Après le Plan Nord du gouvernement Charest, Raymond Chrétien se démène pour faire avancer son Plan Sud.

Comme le premier, il s'agit d'un chantier dont la durée pourrait s'étaler sur plusieurs décennies.

Il consiste à intégrer Montréal aux grands couloirs ferroviaires nord-américains où rouleraient des trains à haute vitesse (THV) sur des voies réservées pour la plus grande partie des trajets.

Loin d'être une idée neuve, relier Montréal à New York ou Boston par une liaison plus rapide est ranimée depuis que le président Barack Obama a fait de la modernisation des infrastructures ferroviaires un des projets Legacy.

«C'est un avantage et un inconvénient à la fois, a expliqué M. Chrétien dans un atelier de la Conférence de Montréal. Un avantage parce que c'est la première fois en 100 ans qu'un président place les chemins de fer parmi ses priorités et un inconvénient parce que ça devient un enjeu politique. Au Canada, ce n'est pas une priorité pour l'instant.»

L'émissaire du gouvernement du Québec pour les liaisons ferroviaires avec les États-Unis a précisé que le Québec fait partie du comité de travail mis sur pied pour tenter de concrétiser le projet qui devrait faire l'objet d'un protocole d'entente imminent.

L'objectif à court terme de l'émissaire est d'obtenir l'accord américain pour un prédédouanement à la Gare centrale, comme il en existe un à l'aéroport Pierre-Elliott-Trudeau.

Ce n'est toutefois pas le principal obstacle, selon M. Chrétien.

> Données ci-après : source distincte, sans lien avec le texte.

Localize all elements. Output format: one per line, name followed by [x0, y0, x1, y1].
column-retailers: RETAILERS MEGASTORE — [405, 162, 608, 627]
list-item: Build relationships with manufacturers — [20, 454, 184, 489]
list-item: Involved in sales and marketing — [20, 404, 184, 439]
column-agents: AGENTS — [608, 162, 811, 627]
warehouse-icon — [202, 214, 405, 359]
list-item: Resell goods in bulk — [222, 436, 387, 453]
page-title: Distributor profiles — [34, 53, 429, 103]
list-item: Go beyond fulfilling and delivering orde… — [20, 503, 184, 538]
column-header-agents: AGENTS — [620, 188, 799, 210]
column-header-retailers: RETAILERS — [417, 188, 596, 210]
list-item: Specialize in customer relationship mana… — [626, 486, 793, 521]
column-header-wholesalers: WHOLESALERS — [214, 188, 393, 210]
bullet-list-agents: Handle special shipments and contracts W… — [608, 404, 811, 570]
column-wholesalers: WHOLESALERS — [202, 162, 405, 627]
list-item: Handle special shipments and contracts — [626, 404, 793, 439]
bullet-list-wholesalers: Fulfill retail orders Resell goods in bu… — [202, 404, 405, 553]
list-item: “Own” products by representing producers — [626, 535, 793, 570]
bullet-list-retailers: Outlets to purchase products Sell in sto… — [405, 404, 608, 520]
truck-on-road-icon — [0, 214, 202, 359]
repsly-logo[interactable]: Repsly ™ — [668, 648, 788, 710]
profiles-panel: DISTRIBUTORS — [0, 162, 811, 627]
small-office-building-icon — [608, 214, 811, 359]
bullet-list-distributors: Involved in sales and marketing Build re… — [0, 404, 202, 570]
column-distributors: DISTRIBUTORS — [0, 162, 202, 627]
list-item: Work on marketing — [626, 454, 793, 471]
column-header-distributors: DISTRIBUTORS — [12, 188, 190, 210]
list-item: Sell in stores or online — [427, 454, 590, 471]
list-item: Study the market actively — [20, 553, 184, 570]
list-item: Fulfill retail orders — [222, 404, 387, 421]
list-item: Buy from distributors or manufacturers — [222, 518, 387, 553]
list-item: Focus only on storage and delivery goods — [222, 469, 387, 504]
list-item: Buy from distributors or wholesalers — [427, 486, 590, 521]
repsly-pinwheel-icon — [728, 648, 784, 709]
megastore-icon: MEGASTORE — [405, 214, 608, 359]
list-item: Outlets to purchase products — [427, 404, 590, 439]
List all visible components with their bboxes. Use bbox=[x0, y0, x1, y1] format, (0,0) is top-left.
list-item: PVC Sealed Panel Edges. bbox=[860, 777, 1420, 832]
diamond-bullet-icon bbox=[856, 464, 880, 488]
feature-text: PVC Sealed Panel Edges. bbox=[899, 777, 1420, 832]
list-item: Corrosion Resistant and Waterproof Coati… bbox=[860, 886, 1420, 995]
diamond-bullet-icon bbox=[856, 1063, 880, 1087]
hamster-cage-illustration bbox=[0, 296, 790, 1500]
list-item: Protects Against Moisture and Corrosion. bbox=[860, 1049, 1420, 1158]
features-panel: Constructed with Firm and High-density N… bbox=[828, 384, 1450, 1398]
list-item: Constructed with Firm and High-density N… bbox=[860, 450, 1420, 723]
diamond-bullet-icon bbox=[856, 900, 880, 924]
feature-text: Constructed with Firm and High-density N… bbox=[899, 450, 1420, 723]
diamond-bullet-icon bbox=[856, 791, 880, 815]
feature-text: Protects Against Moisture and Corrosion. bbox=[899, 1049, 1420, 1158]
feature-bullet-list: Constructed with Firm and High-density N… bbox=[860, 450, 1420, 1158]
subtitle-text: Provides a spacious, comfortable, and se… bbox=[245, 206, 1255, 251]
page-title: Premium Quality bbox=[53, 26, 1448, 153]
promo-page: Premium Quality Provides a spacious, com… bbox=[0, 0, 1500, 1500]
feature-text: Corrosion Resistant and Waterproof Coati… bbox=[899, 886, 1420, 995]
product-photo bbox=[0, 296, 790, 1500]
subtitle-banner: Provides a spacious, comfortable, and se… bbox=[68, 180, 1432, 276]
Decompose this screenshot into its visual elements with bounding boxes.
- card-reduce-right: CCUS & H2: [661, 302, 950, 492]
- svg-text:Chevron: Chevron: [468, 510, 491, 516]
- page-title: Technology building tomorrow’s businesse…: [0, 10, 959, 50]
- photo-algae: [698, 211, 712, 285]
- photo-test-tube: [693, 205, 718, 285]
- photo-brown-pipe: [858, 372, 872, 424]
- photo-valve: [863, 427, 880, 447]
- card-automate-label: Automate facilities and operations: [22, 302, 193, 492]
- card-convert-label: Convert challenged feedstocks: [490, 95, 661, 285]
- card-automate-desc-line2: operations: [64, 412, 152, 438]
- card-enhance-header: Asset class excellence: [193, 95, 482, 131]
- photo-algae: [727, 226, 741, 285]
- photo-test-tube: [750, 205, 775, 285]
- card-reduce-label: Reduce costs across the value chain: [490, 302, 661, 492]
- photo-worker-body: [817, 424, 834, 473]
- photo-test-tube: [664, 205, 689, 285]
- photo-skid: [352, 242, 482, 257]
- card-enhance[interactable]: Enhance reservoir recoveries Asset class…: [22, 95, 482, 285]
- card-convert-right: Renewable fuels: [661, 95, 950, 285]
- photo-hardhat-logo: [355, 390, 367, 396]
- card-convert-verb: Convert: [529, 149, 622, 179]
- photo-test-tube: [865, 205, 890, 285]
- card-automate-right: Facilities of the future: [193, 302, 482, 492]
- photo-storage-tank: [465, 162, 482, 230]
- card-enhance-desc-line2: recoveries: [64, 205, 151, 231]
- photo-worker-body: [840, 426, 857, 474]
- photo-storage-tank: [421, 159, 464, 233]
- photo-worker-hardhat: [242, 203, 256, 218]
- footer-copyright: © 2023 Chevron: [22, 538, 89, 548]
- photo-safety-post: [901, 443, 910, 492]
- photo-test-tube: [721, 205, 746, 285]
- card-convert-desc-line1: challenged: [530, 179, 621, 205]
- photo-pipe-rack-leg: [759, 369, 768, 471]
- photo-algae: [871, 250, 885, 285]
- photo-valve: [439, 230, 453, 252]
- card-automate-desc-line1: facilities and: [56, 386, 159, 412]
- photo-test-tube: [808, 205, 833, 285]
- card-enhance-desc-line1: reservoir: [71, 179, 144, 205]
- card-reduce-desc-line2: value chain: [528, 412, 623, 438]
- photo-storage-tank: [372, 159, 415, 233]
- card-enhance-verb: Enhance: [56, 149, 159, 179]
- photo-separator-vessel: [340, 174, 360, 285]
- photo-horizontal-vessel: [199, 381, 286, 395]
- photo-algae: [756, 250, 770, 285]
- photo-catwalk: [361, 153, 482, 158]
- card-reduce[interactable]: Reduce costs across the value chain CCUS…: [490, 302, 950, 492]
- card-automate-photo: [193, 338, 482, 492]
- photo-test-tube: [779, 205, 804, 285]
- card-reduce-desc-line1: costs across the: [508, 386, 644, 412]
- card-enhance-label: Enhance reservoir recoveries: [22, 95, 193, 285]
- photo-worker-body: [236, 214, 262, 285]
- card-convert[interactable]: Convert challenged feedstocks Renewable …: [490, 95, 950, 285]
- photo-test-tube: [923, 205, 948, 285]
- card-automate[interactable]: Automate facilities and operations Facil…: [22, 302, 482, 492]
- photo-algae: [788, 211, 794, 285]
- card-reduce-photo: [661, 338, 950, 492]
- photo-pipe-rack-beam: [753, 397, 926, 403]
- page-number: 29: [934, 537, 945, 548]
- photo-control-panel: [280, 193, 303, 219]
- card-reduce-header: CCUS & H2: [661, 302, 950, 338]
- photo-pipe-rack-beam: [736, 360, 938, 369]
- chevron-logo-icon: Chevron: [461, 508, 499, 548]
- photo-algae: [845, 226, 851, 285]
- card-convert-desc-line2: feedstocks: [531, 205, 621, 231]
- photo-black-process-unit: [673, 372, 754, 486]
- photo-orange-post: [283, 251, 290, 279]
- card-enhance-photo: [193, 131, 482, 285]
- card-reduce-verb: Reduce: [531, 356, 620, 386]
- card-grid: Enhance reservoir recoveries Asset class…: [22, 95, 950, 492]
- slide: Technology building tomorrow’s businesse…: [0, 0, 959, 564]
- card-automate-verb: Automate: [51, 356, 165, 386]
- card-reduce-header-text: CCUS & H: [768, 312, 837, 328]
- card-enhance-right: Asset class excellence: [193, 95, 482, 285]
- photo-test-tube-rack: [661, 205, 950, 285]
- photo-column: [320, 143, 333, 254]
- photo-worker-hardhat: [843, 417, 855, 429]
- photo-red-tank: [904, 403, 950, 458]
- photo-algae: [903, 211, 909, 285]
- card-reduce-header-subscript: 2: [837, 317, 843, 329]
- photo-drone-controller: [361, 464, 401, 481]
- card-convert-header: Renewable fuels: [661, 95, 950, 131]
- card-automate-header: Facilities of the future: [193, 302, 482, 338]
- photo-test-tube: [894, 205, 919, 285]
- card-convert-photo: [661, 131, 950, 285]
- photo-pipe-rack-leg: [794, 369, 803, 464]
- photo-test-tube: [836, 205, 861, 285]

Il signale que le couloir Albany-Montréal n'est pas encore désigné parmi les liaisons retenues pour lesquelles Washington a réservé une enveloppe de 53 milliards US.

Avant tout, il faudra parvenir à intégrer le Plan Sud au nouveau périmètre de sécurité Canada-États-Unis qui représente une négociation ambitieuse. «Le grand problème, c'est l'équilibre précaire entre la sécurité et la fluidité de la frontière, juge M. Chrétien. Pour le Canada, la souveraineté est très importante. Il faudra trouver une balance entre le commerce et la sécurité.»

Le délégué général du Québec à New York, John Parisella, a pour sa part rappelé que le nord-est des États-Unis pèse gros pour les exportations québécoises.

Il a aussi expliqué qu'il ne faut pas rêver à un TGV comme on en voit en France, en Espagne et même au Maroc. Le THV dont il est question aura des pointes d'un peu plus de 200 km/h, mais il ralentira jusqu'à 100 km lorsqu'il empruntera des tronçons partagés avec les trains de marchandises. Outre ses moindres coûts, ce partage est incontournable en raison de l'impossibilité de bâtir de nouvelles voies qui traverseraient le parc Adirondack, protégé par la constitution de l'État de New York.

Cela dit, l'amélioration du service permettrait de réduire la durée de la liaison entre Montréal et New York qui prend 11 heures, comparativement à 5 pour le trajet aérien, si on inclut le transport des aérogares aux centres-villes.

Entre-temps, l'émissaire cherche aussi à obtenir le rétablissement de la liaison entre Montréal et St. Albans, au Vermont.

Bien que les embûches soient nombreuses, M. Chrétien s'est montré optimiste. Les relations canado-américaines sont bonnes maintenant et le retard américain dans le transport ferroviaire est patent. «Pour les Américains, ce doit être une question de fierté: comment peuvent-ils traîner la patte dans le transport passager? Ils ne sont ni deuxièmes ni troisièmes, ils ne sont même pas dans la course.»